Any complaints or concerns regarding questionable accounting or auditing matters should be reported directly to Mr. Sabin.

If an employee of the Company prefers, any complaints or concerns regarding any suspected or observed violations of the Company’s Code of Business Conduct and Ethics or related matters may also be submitted on a confidential, anonymous basis through our ethics hotline as described below.

Information gathered through such reporting will be thoroughly investigated, and will be held in confidence.  Violations of this Code of Business Conduct and Ethics may result in disciplinary action, including termination of employment and/or criminal penalties.

Ethics Hotline

The ethics hotline is intended to cover serious concerns that could have a large impact on the Company, such as actions that:

·

May lead to incorrect financial reporting;

·

Are unlawful;

·

Are not in line with company policy, including the Code of Business Conduct; or

·

Otherwise amount to serious improper conduct.

Regular business matters that do not require anonymity should be directed to the employee’s supervisor and are not addressed by this policy.

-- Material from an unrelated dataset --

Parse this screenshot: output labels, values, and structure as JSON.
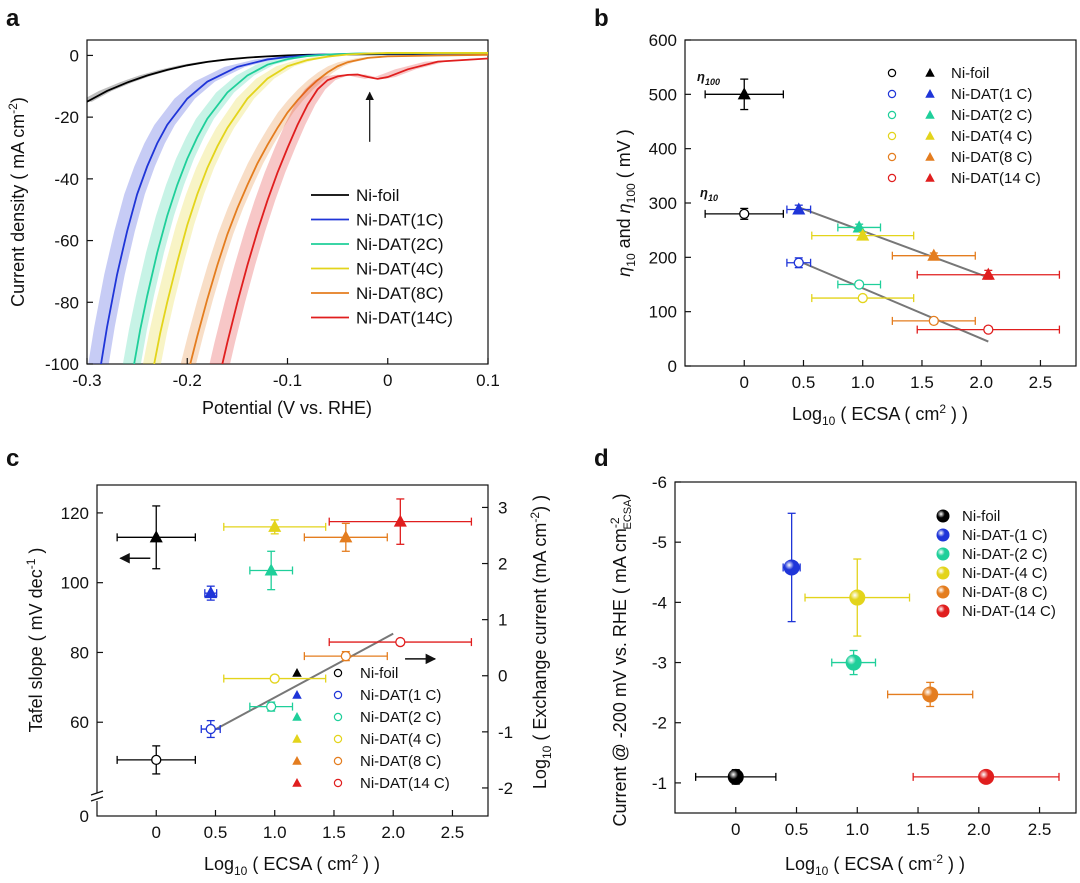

Harassment or Victimization

Harassment or victimization of individuals submitting hotline reports will not be tolerated.


 

Exhibit 14.1

Confidentiality

Every effort will be made to protect the reporter’s identity by our hotline vendor.  Please note that the information provided in a hotline report may be the basis of an internal and/or external investigation by our company into the issue being reported.  It is possible that as a result of the information provided in a report, the reporter’s identity may become known to us during the course of our investigation.

Anonymous Allegations

The policy allows employees to remain anonymous at their option.  Concerns expressed anonymously will be investigated, but consideration will be given to:

·

The seriousness of the issue raised;

·

The credibility of the concern; and

·

The likelihood of confirming the allegation from attributable sources.

Malicious Allegations

Malicious allegations may result in disciplinary action.

Procedure

The whistleblowing procedure is intended to be used for serious and sensitive issues.  Serious concerns relating to financial reporting, unethical or illegal conduct, should be reported in either of the following ways:

·

Website: www.lighthouse-services.com/trustcondor

·

English speaking USA: (833) 850-0088

·

Spanish speaking North America: (800) 216-1288

Reports are submitted by Lighthouse (our outside third party vendor) to the Company, and may or may not be investigated at the sole discretion of our Company.

The earlier a concern is expressed, the easier it is for us to take action.

Although you are not expected to prove the truth of an allegation, the employee submitting a report needs to demonstrate in their hotline report that there are sufficient grounds for concern.

How the Report Will Be Handled

The action taken will depend on the nature of the concern.  The Chairman of the Audit Committee of the Company’s Board of Directors receives a copy of each report and follow-up reports on actions taken by the Company.

Initial inquiries will be made to determine whether an investigation is appropriate, and the form that it should take. Some concerns may be resolved by agreed upon action without the need for an investigation.

Whether reported directly to the Company personnel or through the hotline, the individual submitting a report will be given the opportunity to receive follow-up on their concern.

The amount of contact between the individual submitting a report and the body investigating the concern will depend on the nature of the issue, the clarity of information provided, and whether


 

Exhibit 14.1

the employee remains accessible for follow-up.  Further information may be sought from the reporter.

At the discretion of the Company and subject to legal and other constraints, the reporter may be entitled to receive information about the outcome of an investigation.

_________________



Any amendment or waiver of this Code for executive officers or directors may be made only by the Board of Directors or a Board committee and will be promptly disclosed to shareholders as required by law, by the SEC or by the securities exchange or association on which the Company’s securities are listed for trading.